Escrito en junio de 1987.
A medida que nuestro siglo XX se acerca a sus últimos años, aparece un variado conjunto de síntomas que poco y nada difieren de los que se padecieron en otros momentos críticos de la Historia, especialmente cada vez que se cerraba algún ciclo de vidas y experiencias.
Hoy como entonces nos vemos invadidos por predicciones de toda índole. O bien es Dios quien directamente, o a través de emisarios y enviados, anuncia la eliminación de la especie humana, o bien son las guerras y las modernas armas las que se encargarían de destruir todo lo que vive sobre la faz de la tierra. No se ven soluciones por ninguna parte; sólo se predicen desastres, desolación, muerte y, una vez más, temor: temor a lo que vendrá, a un futuro incierto y desesperanzador.
Hoy como entonces la Filosofía asimismo plantea y desarrolla las enseñanzas que incumben a todos los desastres, a los finales del mundo y, fundamentalmente, al miedo como consecuencia de la ignorancia.
Otra vez corresponde a la Filosofía recordar que las ciencias y las leyes matemáticas afectan a todo el Universo. Así, todo lo que sucede podría medirse en base a la Ley de Causas y Efectos, por la cual unas cosas son la raíz de otras. Del mismo modo en que la semilla indica la naturaleza del árbol que ha de crecer, la naturaleza de un acto señala las características de sus actos consecuentes.

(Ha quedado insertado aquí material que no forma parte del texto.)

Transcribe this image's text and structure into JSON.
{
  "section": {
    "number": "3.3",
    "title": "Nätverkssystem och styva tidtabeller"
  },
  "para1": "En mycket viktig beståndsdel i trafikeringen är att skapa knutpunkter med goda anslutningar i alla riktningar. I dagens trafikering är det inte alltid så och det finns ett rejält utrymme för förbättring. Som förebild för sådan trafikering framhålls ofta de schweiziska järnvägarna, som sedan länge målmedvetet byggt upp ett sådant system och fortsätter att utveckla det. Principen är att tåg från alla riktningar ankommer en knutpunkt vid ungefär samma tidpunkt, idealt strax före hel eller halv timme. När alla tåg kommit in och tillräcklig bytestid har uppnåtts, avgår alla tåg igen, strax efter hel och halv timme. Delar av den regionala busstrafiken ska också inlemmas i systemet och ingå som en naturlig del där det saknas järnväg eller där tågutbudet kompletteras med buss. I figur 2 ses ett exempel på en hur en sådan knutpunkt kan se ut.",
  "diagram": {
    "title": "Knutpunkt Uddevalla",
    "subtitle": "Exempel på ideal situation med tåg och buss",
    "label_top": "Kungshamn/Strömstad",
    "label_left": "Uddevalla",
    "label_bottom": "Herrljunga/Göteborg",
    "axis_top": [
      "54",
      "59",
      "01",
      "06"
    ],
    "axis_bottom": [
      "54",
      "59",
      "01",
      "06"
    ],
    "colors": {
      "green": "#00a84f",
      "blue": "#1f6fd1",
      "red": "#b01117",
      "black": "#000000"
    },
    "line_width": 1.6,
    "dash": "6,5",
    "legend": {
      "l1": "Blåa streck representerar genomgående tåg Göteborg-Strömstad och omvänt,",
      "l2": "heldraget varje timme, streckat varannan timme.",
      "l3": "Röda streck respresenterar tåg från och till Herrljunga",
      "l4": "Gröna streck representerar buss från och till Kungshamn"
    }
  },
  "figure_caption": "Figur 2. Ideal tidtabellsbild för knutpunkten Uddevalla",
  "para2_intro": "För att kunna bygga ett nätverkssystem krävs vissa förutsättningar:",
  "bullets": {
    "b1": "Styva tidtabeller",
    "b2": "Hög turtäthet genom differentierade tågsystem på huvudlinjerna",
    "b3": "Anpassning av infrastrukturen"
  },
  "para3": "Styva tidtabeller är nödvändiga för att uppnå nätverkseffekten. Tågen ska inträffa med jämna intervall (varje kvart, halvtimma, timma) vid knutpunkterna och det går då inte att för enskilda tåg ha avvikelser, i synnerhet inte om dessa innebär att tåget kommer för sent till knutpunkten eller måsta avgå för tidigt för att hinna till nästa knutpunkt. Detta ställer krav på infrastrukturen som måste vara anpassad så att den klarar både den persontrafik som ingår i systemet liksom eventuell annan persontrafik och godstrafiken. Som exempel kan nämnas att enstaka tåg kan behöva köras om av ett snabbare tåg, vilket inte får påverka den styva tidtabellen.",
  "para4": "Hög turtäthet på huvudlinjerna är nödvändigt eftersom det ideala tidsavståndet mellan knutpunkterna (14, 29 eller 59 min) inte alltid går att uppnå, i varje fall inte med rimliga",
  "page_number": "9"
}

En la medida en que cada hombre despierte su propio filósofo interior, habrá, pues, más seguridad individual, más conocimiento, lo que equivale a decir más experiencia para mejorar las causas, y con ello variar los efectos. En última instancia, pestes y desastres viven en nuestro interior, así como viven también dentro de nosotros las fuerzas que nos permitirán paliar las pestes y los desastres. De la misma manera en que la luz borra la oscuridad, el conocimiento lo hace con el miedo; todo es cuestión de encender la primera antorcha.